(Cécile Dejoux, Cnam)
Innov’Acteurs organisait jeudi 24 juin, à distance, la 6ème édition de son Carrefour de l’innovation participative. L’occasion pour l’universitaire experte en intelligence artificielle, Cécile Dejoux, de revenir sur les innovations managériales en période post-Covid.

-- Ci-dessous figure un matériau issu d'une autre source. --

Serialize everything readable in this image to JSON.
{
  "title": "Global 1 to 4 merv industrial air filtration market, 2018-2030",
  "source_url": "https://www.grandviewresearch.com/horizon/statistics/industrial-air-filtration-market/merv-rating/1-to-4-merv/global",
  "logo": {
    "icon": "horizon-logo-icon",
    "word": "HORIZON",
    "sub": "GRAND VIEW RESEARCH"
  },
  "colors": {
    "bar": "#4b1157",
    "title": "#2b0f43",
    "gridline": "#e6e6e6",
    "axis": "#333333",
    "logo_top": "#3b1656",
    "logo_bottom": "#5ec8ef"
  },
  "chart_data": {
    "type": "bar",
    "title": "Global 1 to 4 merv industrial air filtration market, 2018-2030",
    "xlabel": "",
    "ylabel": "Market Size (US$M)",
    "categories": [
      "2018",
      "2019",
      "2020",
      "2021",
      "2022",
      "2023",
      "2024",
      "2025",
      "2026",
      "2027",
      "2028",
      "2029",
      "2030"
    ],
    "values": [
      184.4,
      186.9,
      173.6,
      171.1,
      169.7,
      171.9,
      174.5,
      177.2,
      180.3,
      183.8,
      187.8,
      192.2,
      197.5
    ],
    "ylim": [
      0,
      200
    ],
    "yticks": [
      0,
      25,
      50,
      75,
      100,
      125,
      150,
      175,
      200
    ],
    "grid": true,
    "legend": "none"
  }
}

Par Nicolas Deguerry - Le 30 juin 2021.
Spécialiste du management[ 1 ] créatrice de Moocs et experte en intelligence artificielle[ 4 ], Cécile Dejoux a partagé en ouverture de la 6ème édition du Carrefour de l’innovation participative la synthèse des observations de son Learning Lab – Human Change, dédié à l’étude du volet humain de la transformation numérique. Des travaux qui permettent de spécifier les nouvelles postures managériales et compétences afférentes à l’ère du «nouveau normal » post-Covid, caractérisé par « l’incertitude, le paradoxe et l’accélération ».
Agilité
Et si c’était le retour des grands explorateurs ? À la faveur de la transformation numérique, de l’intelligence artificielle et des pandémies présentes et à venir, ce sont bien les qualités des découvreurs qu’évoque Cécile Dejoux pour camper le manager des temps modernes. Premièrement, le nouveau manager n’a pas besoin d’une carte d’état-major pour avancer : « Il navigue à la pagaie » ; et non, il ne change pas d’avis mais « pivote » en fonction du temps présent, à rebours de toute planification qui l’empêcherait de saisir les opportunités. Ce manager-pilote signe aussi le retour du collaborateur, sur lequel il s’appuie pour développer ses objectifs stratégiques : « D’abord qui ; après quoi », résume Cécile Dejoux. Le temps présent, c’est aussi la technologie numérique. Christophe Colomb avait la Caravelle et l’Astrolabe, le manager 4.0 « modélise » à grands renforts de datas et d’intelligence artificielle.
Enfin, le manager post-Covid est un être hybride, du genre « phygital [ 2 ]», qui sait réunir et combiner le meilleur du distanciel et du présentiel.
Quatre blocs de compétences
Selon l’universitaire, la capacité d’innovation du manager et de ses collaborateurs repose sur quatre blocs de compétences à développer. Le premier est lié aux « compétences de transformation » : « savoir travailler en mode agile, avec le design thinking et l’intelligence collective» [ 3 ].
Le deuxième bloc suppose de ne pas considérer « l’IA-compatibilité » comme une option, mais comme un impératif, qui peut s’acquérir avec le Mooc « L’intelligence artificielle pour tous ! ». Les compétences pour travailler en mode hybride forment le troisième bloc. Il s’agit de « réinventer la collaboration » avec les avantages du présentiel et du distanciel, explique Cécile Dejoux : « En présentiel, on gère les crises, on trouve de nouvelles idées, on active le réseau et, surtout, on initie de nouveaux projets ; à distance, on va vite sur les process, on a des réunions rapides et productives et l’on peut engager des personnes à l’autre bout du monde.» Iconoclaste, le dernier bloc appelle à développer les « compétences de centrage » : « Arrêtez de penser soft skills ! Les soft skills n’ont plus leur place dans le monde post-Covid », estime Cécile Dejoux.
Les compétences de « centrage »
Cinq principes structurent les compétences de centrage. Le premier implique de « reprendre le pouvoir sur son temps », le second amène à « prioriser » et le troisième s’intéresse à la « mémoire ». Ceci, « parce que l’IA et le numérique nous enlèvent notre mémoire et qu’il importe de continuer à la cultiver pour être capable de réfléchir », souligne Cécile Dejoux. Enfin, « l’attention » fonde le quatrième principe, suivi par « l’énergie », cinquième et dernier principe : il s’agit là de considérer « ce qui nous donne et permet de donner aux autres de l’énergie », conclut Cécile Dejoux.
Notes
1. Cécile Dejoux est professeure des universités au Cnam, responsable nationale de la filière RH, du master GRH et transformation numérique, et professeure affiliée à l’ESCP Business School.
2. Néologisme forgé par la contraction des termes physique et digital. Sert à mettre en avant une nouvelle réalité qui est moins la superposition de mondes parallèles que l’imbrication du physique et du virtuel.
3. Cécile Dejoux renvoie au Mooc Du Manager au leader : devenir agile et collaboratif.
4. Membre du Conseil d’éthique de la data et de l’IA, Cécile Dejoux a récemment publié Ce sera l’IA ou/et moi – Comprendre l’intelligence artificielle pour ne plus en avoir peur (Vuibert, 2020).